# head wound



## D*ROC (Nov 21, 2005)

i just bought 10 baby reds all 1.5-2".........this morning i woke up and one had a small scrap and a few scales missing on his head....i little while later it looks like some of the other fish attacked him. he has a "chunk" missing out of the top of his body.....so i seperated him from the rest of the fish. i am nervous he will die or other fish may attack......what should i do


----------



## D*ROC (Nov 21, 2005)

sorry that its upside down......and not the greatest pic but its the best one i could get...........


----------



## zippa (Apr 29, 2005)

Melafix and salt...give it a week and see...Piranha tand to heal up tremendously when it comes to injury.


----------



## D*ROC (Nov 21, 2005)

should i keep him with other fish or keep him seperated


----------



## zippa (Apr 29, 2005)

Separated.


----------



## JCraig (Nov 9, 2006)

ya they seek out and est the weekest that why he has a chunk out of his back.


----------



## D*ROC (Nov 21, 2005)

i just witnessed it happen to another.........happened much worse............a "fish fight"...the first one is one of the larger bullier fish but the second victim is much smaller and has much more damage.........very upsetting


----------



## zippa (Apr 29, 2005)

You should always figure on having casualties with small reds its just in their nature..Either pull the damaged ones out and treat them or leave em in there and let natural selection take over.


----------



## AKSkirmish (Jun 24, 2005)

Or if you notice witch one is the bully-Pull him and quarintine him-


----------



## JCraig (Nov 9, 2006)

or take out the mean little bastard one, cuase if you let " nature take its course" all you going to have is him.
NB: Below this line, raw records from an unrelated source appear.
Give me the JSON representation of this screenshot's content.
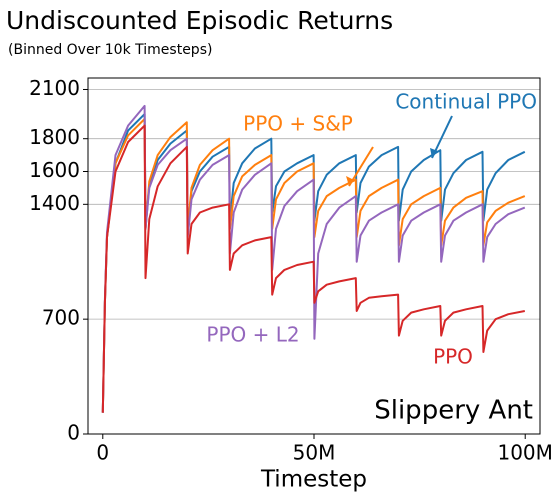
{
  "chart_data": {
    "type": "line",
    "title": "Undiscounted Episodic Returns",
    "subtitle": "(Binned Over 10k Timesteps)",
    "x_label": "Timestep",
    "annotation": "Slippery Ant",
    "xlim": [
      -3.5,
      103.5
    ],
    "xticks": [
      0,
      {
        "value": 50,
        "label": "50M"
      },
      {
        "value": 100,
        "label": "100M"
      }
    ],
    "ylim": [
      0,
      2170
    ],
    "yticks": [
      0,
      700,
      1400,
      1600,
      1800,
      2100
    ],
    "grid": true,
    "x": [
      0,
      0.5,
      1,
      3,
      6,
      9.9,
      10.1,
      11,
      13,
      16,
      19.9,
      20.1,
      21,
      23,
      26,
      29.9,
      30.1,
      31,
      33,
      36,
      39.9,
      40.1,
      41,
      43,
      46,
      49.9,
      50.1,
      51,
      53,
      56,
      59.9,
      60.1,
      61,
      63,
      66,
      69.9,
      70.1,
      71,
      73,
      76,
      79.9,
      80.1,
      81,
      83,
      86,
      89.9,
      90.1,
      91,
      93,
      96,
      99.9
    ],
    "series": [
      {
        "name": "Continual PPO",
        "color": "#1f77b4",
        "values": [
          130,
          800,
          1200,
          1650,
          1850,
          1950,
          1250,
          1520,
          1670,
          1770,
          1850,
          1250,
          1480,
          1600,
          1690,
          1750,
          1300,
          1530,
          1650,
          1740,
          1800,
          1350,
          1510,
          1600,
          1650,
          1700,
          1300,
          1480,
          1580,
          1650,
          1700,
          1350,
          1530,
          1630,
          1700,
          1750,
          1300,
          1490,
          1600,
          1670,
          1730,
          1300,
          1490,
          1590,
          1670,
          1720,
          1300,
          1490,
          1590,
          1670,
          1720
        ]
      },
      {
        "name": "PPO + S&P",
        "color": "#ff7f0e",
        "values": [
          130,
          800,
          1200,
          1650,
          1820,
          1920,
          1250,
          1540,
          1700,
          1810,
          1900,
          1250,
          1500,
          1640,
          1730,
          1800,
          1250,
          1450,
          1570,
          1640,
          1700,
          1250,
          1430,
          1530,
          1600,
          1650,
          1200,
          1360,
          1450,
          1500,
          1550,
          1200,
          1360,
          1450,
          1500,
          1550,
          1150,
          1310,
          1400,
          1450,
          1500,
          1150,
          1300,
          1380,
          1440,
          1480,
          1150,
          1290,
          1360,
          1410,
          1450
        ]
      },
      {
        "name": "PPO + L2",
        "color": "#9467bd",
        "values": [
          130,
          820,
          1230,
          1700,
          1880,
          2000,
          1250,
          1500,
          1640,
          1730,
          1800,
          1200,
          1430,
          1550,
          1640,
          1700,
          1100,
          1350,
          1490,
          1580,
          1650,
          1000,
          1250,
          1390,
          1480,
          1550,
          580,
          1100,
          1280,
          1380,
          1450,
          1050,
          1210,
          1300,
          1350,
          1400,
          1050,
          1210,
          1300,
          1350,
          1400,
          1050,
          1210,
          1300,
          1350,
          1400,
          1050,
          1200,
          1280,
          1340,
          1380
        ]
      },
      {
        "name": "PPO",
        "color": "#d62728",
        "values": [
          130,
          800,
          1200,
          1600,
          1780,
          1880,
          950,
          1310,
          1510,
          1650,
          1750,
          1100,
          1280,
          1350,
          1380,
          1400,
          1000,
          1100,
          1150,
          1180,
          1200,
          850,
          950,
          1000,
          1030,
          1050,
          800,
          870,
          910,
          930,
          950,
          750,
          800,
          830,
          840,
          850,
          600,
          690,
          740,
          760,
          780,
          600,
          690,
          740,
          760,
          780,
          500,
          630,
          700,
          730,
          750
        ]
      }
    ]
  }
}
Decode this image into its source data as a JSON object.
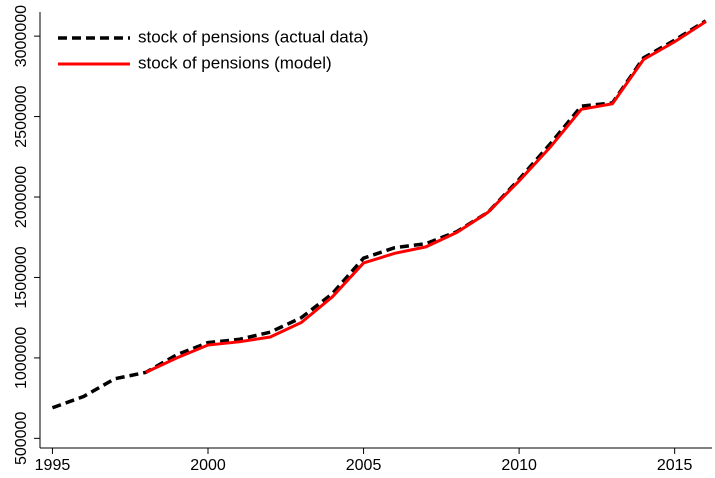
{
  "chart_data": {
    "type": "line",
    "x": [
      1995,
      1996,
      1997,
      1998,
      1999,
      2000,
      2001,
      2002,
      2003,
      2004,
      2005,
      2006,
      2007,
      2008,
      2009,
      2010,
      2011,
      2012,
      2013,
      2014,
      2015,
      2016
    ],
    "series": [
      {
        "name": "stock of pensions (actual data)",
        "color": "#000000",
        "dash": true,
        "values": [
          690000,
          760000,
          870000,
          910000,
          1020000,
          1095000,
          1115000,
          1160000,
          1250000,
          1400000,
          1620000,
          1685000,
          1710000,
          1785000,
          1905000,
          2110000,
          2330000,
          2565000,
          2585000,
          2865000,
          2975000,
          3095000
        ]
      },
      {
        "name": "stock of pensions (model)",
        "color": "#ff0000",
        "dash": false,
        "values": [
          null,
          null,
          null,
          910000,
          1000000,
          1080000,
          1100000,
          1130000,
          1220000,
          1380000,
          1590000,
          1650000,
          1690000,
          1780000,
          1905000,
          2100000,
          2310000,
          2545000,
          2580000,
          2855000,
          2965000,
          3090000
        ]
      }
    ],
    "xlim": [
      1994.6,
      2016.2
    ],
    "xticks": [
      1995,
      2000,
      2005,
      2010,
      2015
    ],
    "ylim": [
      440000,
      3150000
    ],
    "yticks": [
      500000,
      1000000,
      1500000,
      2000000,
      2500000,
      3000000
    ],
    "legend": "top-left"
  }
}
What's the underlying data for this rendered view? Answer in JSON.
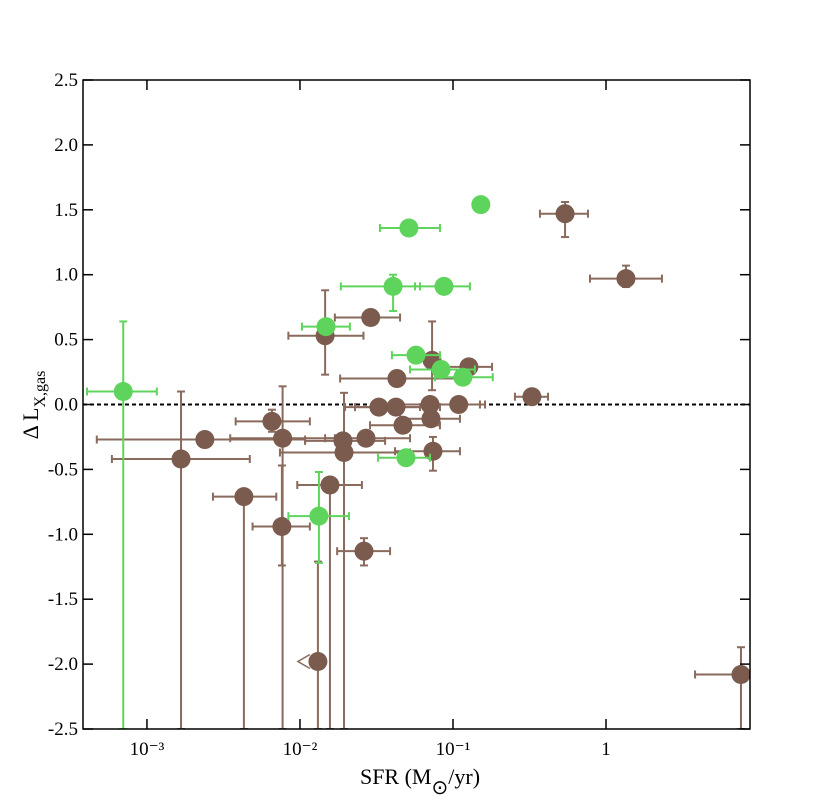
{
  "chart_data": {
    "type": "scatter",
    "xlabel_parts": [
      "SFR (M",
      "⊙",
      "/yr)"
    ],
    "ylabel": "Δ L",
    "ylabel_sub": "X,gas",
    "xscale": "log",
    "xlim": [
      0.000382,
      8.73
    ],
    "ylim": [
      -2.5,
      2.5
    ],
    "xticks": [
      {
        "value": 0.001,
        "label": "10⁻³"
      },
      {
        "value": 0.01,
        "label": "10⁻²"
      },
      {
        "value": 0.1,
        "label": "10⁻¹"
      },
      1
    ],
    "yticks": [
      2.5,
      {
        "value": 2,
        "label": "2.0"
      },
      1.5,
      {
        "value": 1,
        "label": "1.0"
      },
      0.5,
      {
        "value": 0,
        "label": "0.0"
      },
      -0.5,
      {
        "value": -1,
        "label": "-1.0"
      },
      -1.5,
      {
        "value": -2,
        "label": "-2.0"
      },
      -2.5
    ],
    "reference_line": 0,
    "series": [
      {
        "color": "#7b5b4d",
        "errcolor": "#8a6a5c",
        "x": [
          0.00167,
          0.00239,
          0.0043,
          0.00656,
          0.00762,
          0.0077,
          0.0131,
          0.0146,
          0.0157,
          0.0191,
          0.0194,
          0.027,
          0.0262,
          0.029,
          0.0328,
          0.043,
          0.0424,
          0.0471,
          0.073,
          0.0708,
          0.0718,
          0.074,
          0.109,
          0.127,
          0.328,
          0.54,
          1.35,
          7.62
        ],
        "values": [
          -0.42,
          -0.27,
          -0.71,
          -0.13,
          -0.94,
          -0.26,
          -1.98,
          0.53,
          -0.62,
          -0.28,
          -0.37,
          -0.26,
          -1.13,
          0.67,
          -0.02,
          0.2,
          -0.02,
          -0.16,
          0.34,
          0,
          -0.11,
          -0.36,
          0,
          0.29,
          0.06,
          1.47,
          0.97,
          -2.08
        ],
        "xmin": [
          0.00059,
          0.00047,
          0.0027,
          0.0038,
          0.0049,
          0.0035,
          null,
          0.0084,
          0.0096,
          0.0108,
          0.0074,
          0.0146,
          0.0175,
          0.0169,
          0.0197,
          0.0183,
          0.0229,
          0.0287,
          null,
          0.0418,
          0.0451,
          0.0418,
          0.0708,
          0.0822,
          0.254,
          0.37,
          0.786,
          3.82
        ],
        "xmax": [
          0.0047,
          0.0108,
          0.007,
          0.0116,
          0.0116,
          0.0169,
          null,
          0.026,
          0.0254,
          0.036,
          0.0524,
          0.0524,
          0.0388,
          0.0451,
          0.0609,
          0.111,
          0.0822,
          0.0822,
          null,
          0.15,
          0.111,
          0.111,
          0.162,
          0.18,
          0.418,
          0.762,
          2.32,
          8.73
        ],
        "ymin": [
          -2.5,
          null,
          -2.5,
          -0.21,
          -1.24,
          -2.5,
          -2.5,
          0.23,
          -2.5,
          null,
          -2.5,
          null,
          -1.24,
          null,
          null,
          null,
          null,
          null,
          0.11,
          null,
          null,
          -0.51,
          null,
          null,
          0,
          1.29,
          0.905,
          -2.5
        ],
        "ymax": [
          0.1,
          null,
          null,
          -0.04,
          -0.47,
          0.14,
          -1.21,
          0.88,
          null,
          null,
          0.09,
          null,
          -1.03,
          null,
          null,
          null,
          null,
          null,
          0.64,
          null,
          null,
          -0.25,
          null,
          null,
          0.11,
          1.56,
          1.07,
          -1.87
        ],
        "x_upper_limits": [
          6
        ]
      },
      {
        "color": "#5fd45c",
        "errcolor": "#5fd45c",
        "x": [
          0.0007,
          0.0148,
          0.0406,
          0.0873,
          0.0515,
          0.152,
          0.0573,
          0.0836,
          0.116,
          0.0493,
          0.0133
        ],
        "values": [
          0.1,
          0.6,
          0.91,
          0.91,
          1.36,
          1.54,
          0.38,
          0.27,
          0.21,
          -0.41,
          -0.86
        ],
        "xmin": [
          0.000406,
          0.0103,
          0.0185,
          0.0565,
          0.0333,
          null,
          0.0399,
          0.0524,
          0.0763,
          0.0324,
          0.0084
        ],
        "xmax": [
          0.00116,
          0.0212,
          0.0609,
          0.129,
          0.0822,
          null,
          0.0822,
          0.139,
          0.182,
          0.0708,
          0.0209
        ],
        "ymin": [
          -2.5,
          null,
          0.72,
          null,
          null,
          null,
          null,
          null,
          null,
          null,
          -1.22
        ],
        "ymax": [
          0.64,
          null,
          1.0,
          null,
          null,
          null,
          null,
          null,
          null,
          null,
          -0.52
        ]
      }
    ]
  }
}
HAHA!!!!!!!!! good timing AK LOL


----------



## D*ROC (Nov 21, 2005)

unfortunatly i dont have a place to put damaged fish so i guess survival of the fittest kicks in........this blows


----------



## zippa (Apr 29, 2005)

Go get a divider or a cheap 20 gal tank.


----------



## JCraig (Nov 9, 2006)

go buy a 5 10 gal tank for like twenty bucks


----------



## AKSkirmish (Jun 24, 2005)

D*ROC said:


> unfortunatly i dont have a place to put damaged fish so i guess survival of the fittest kicks in........this blows


Haveing a quarintine tank is a must man in this hobby-You really should aquire one when your able-Especially if your gonna try to group piranha

Yeah that was good timming man-LOL


----------



## D*ROC (Nov 21, 2005)

i have the "bully" in a floating tank......its a small tank that is just sitting in thier normal tank...........how long should i keep him away from other fish


----------



## JCraig (Nov 9, 2006)

well make sure the whatever tank he is in has good filtration still and water flow and i would keep him away for a few days atleast if not till the others make a full recovery


----------



## D*ROC (Nov 21, 2005)

this tank just floats in thier 125g. same water. same filtration.......just like a 6"longx4"widex4"deep............ best i could do


----------



## SangreRoja (Feb 18, 2006)

Something is better then nothing in my opinion.


----------



## D*ROC (Nov 21, 2005)

so i got a quarintine tank like you suggested.....the 2 injured p's have healed wonderfully.......now when should i put the bully fish back into the large tank......when the other p's get to be around the bully fishes size?


----------



## zippa (Apr 29, 2005)

Good to hear your fish healed up....As for that bully fish I would either just go ahead and add it back in if its close to the same size and keep an eye on em or sell it....If the bully continues to grow at the same rate the others grow it could be some time before they are all the same size.


----------



## D*ROC (Nov 21, 2005)

ill put him back in after i feed him when i get home from school tomorrow and watch him.......i dont want to get rid of him


----------



## D*ROC (Nov 21, 2005)

all fish back in the 125g tank.......and all are fine, they have healed and the bully p has not attacked at all


----------



## miamibusta69 (Feb 17, 2007)

i have the same exact thing happening 2 of mine have two head wounds ... why the head? i have no idea who it is ... i have 1 realy big one and 2 others that are almost there and the other 6 are in the middle . all under 2 inch


----------



## CROSSHAIR223 (Jan 17, 2005)

What is the temp in your tank??? What all are you feeding them?? Reason I ask is I've successfully house many more than what you have in a 125 multiple times and mine don't attack each other.


----------



## miamibusta69 (Feb 17, 2007)

i have a 55 if you are talking to me. it is there second day in the tank and i have 9 i can see on of the lil guys spine







its like i have no control sad ..


----------



## miamibusta69 (Feb 17, 2007)

i feed brine shrimp cubes flakes tilapia and nice feeders.


----------



## D*ROC (Nov 21, 2005)

my tank temp is 76-77degrees.....and feeding them blood worms and black worms....feed them three times a day......eat great.......the largest one was just gettin territorial i think i i gave that one to my friend so no worries, no cassualties


----------